CORINNE WILDE - PRESENT DAY, 2025
Foxglove is a memory box, so filled to the brim with the past I sometimes feel as if there’s no room for the present. My mother grew up here, and her mother, and hers. Centuries of Wilde women have survived on this land and within these walls from the moment it was built.
This is what I tell myself—that others have done this before me, and that I can do it too—as I pull up next to the quiet, old cabin the day after my divorce is finalized.
Despite Mom paying a neighbor to keep the land tidy, the yard is overgrown in patches near the cabin, like he’s been skipping the weed-eating. I guess he thought no one would notice either way, and until now, he’d be right.
The old cedar tree is still here, and that rusted mailbox still stands—now even more covered than I remember by the goldenrod and pokeweed trying to swallow it up.
I put the car in park with a heavy breath, bracing myself.
A glance at the back seat tells me Taylor is glaring out the window with her AirPods in, still angry with me.
When her blue eyes lock with mine, I put on my bravest smile. “Home sweet home.”
She doesn’t bother arguing with me or pointing out that this place is not and has never been our home. Instead, she rolls her eyes and shoves open her door, stepping out of the car.

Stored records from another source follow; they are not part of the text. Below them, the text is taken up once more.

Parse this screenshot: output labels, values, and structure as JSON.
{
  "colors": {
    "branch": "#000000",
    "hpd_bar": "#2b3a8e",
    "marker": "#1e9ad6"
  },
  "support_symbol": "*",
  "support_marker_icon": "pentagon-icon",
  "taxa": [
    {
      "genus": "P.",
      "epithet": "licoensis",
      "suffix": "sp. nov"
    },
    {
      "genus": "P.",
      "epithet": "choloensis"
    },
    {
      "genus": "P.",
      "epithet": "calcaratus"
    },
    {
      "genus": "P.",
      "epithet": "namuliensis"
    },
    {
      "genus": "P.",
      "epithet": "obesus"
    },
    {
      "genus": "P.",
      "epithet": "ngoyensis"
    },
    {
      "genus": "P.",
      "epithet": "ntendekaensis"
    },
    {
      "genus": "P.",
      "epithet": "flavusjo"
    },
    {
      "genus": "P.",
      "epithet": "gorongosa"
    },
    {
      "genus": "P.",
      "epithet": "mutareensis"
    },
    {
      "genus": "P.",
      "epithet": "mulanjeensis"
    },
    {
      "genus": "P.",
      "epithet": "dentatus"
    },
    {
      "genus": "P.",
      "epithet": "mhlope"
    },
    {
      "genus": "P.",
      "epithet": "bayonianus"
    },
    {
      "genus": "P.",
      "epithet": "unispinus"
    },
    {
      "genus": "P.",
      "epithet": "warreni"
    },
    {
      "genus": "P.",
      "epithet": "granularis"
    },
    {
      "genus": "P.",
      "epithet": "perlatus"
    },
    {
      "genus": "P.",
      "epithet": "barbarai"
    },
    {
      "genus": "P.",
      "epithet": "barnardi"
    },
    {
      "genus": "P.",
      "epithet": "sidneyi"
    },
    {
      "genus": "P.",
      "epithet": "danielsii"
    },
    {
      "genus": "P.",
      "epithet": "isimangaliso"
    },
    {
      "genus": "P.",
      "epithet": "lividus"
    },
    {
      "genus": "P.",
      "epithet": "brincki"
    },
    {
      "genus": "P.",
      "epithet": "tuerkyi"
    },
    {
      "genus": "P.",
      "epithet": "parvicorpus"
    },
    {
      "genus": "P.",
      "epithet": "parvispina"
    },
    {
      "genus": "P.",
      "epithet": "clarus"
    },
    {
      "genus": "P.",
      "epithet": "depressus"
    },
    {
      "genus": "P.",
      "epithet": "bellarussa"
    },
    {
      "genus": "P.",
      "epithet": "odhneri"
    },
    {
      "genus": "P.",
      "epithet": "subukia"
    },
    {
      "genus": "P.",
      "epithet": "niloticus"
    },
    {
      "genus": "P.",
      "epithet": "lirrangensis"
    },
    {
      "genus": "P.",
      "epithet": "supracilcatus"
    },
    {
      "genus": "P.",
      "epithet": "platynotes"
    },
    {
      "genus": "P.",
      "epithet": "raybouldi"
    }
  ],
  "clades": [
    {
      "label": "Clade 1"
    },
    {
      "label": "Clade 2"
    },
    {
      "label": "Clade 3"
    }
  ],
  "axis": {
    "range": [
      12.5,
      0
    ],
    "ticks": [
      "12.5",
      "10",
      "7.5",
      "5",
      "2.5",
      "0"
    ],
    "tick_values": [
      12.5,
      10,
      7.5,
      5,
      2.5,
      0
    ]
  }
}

The sweet scent of lavender hits my nose in an instant, and the tall meadow grass dances in the breeze. The stone cabin remains. Untouched, unbothered. If the years of emptiness have affected it in any way, it’s unclear. It looks just as I remember it, and my throat feels itchy at the thought.
Though I try not to look, not to reminisce too hard, my eyes find the willow tree off in the distance, and I nod softly to myself. To her.I’m here.
“Mom, unlock the trunk,” Taylor says, hitting the back of our vehicle with her palm.
I blink away the fog over my eyes, getting down to business. This is not the time for nostalgia. We have things to do. Together, we unload our luggage. What luggage we brought with us, anyway. The movers are on their way with our things, but a good bit of our stuff will be stored at the old house with Lewis until I figure out something more permanent.
As picturesque as this place may be, as much as I loved it once, I can’t argue with Taylor’s silence. Foxglove isn’t our home. It isn’t the place for a teenager, out here in the woods all alone. I’ve taken her away from everything she knows and loves, and the guilt of that is stronger than any attachment I once had to this place.
Still, moments later, I turn the key in the brass lock and push open the door with a bright grin, hoping that if Foxglove gets a sense of my happiness, it will get on board with making itself a happy home for us.
Lord knows it would be the first happy home we’ve had in a long time.
The air smells stale, like dust and damp wood. It’s the scent that lingers after it rains.
My face is enveloped at once in a spider’s web. I step back, swatting and gasping as I work to wrangle the silk-like threads from my skin. When I’m free, I look back at Taylor, who is staring at her phone rather than looking my way.
Not that I’m surprised to see it.
Not that I can blame her really.
We put our bags down in the space between the kitchen and living room as I take in the sight of the cabin. My first impression of the outside of Foxglove after all this time still seems to be true inside. Despite being empty for the better part of the last thirty years, it’s held up quite well. It needs to be tidied up, for certain, but the bones seem strong.
Bones.
I swallow, forcing away the thought.
My eyes travel over the stone fireplace, the inside stained black from years of use. The mantel carries the word someone carved into it years before I was born. A legacy I studied and traced with my fingers over and over as a child.
It must’ve taken forever.My once-tiny voice rings in my head, and without moving, I can feel the cold, rough stone beneath my pointer finger.
Some things are worth taking the time.My grandma’s warm yet vague response had come from behind me. Was she sitting in her chair, knitting a blanket? Or perhaps she’d come up from behind me, whispering the response in my ear. Maybe she’d answered from the kitchen where she was baking cookies or peeling potatoes.
Try as I might, I can’t remember. The memory disappears like smoke. My young mind was only focused on the stone. On the word.
WILDE.
Did the woman who carved it know that her future granddaughters and great-granddaughters would stand next toit one day? That they’d cook their s’mores and warm their house under the letters she carved? Take Christmas photos gathered around it.
It could’ve been a man, I suppose. A great-great-grandfather of some kind, but in my mind, it’s always been a woman.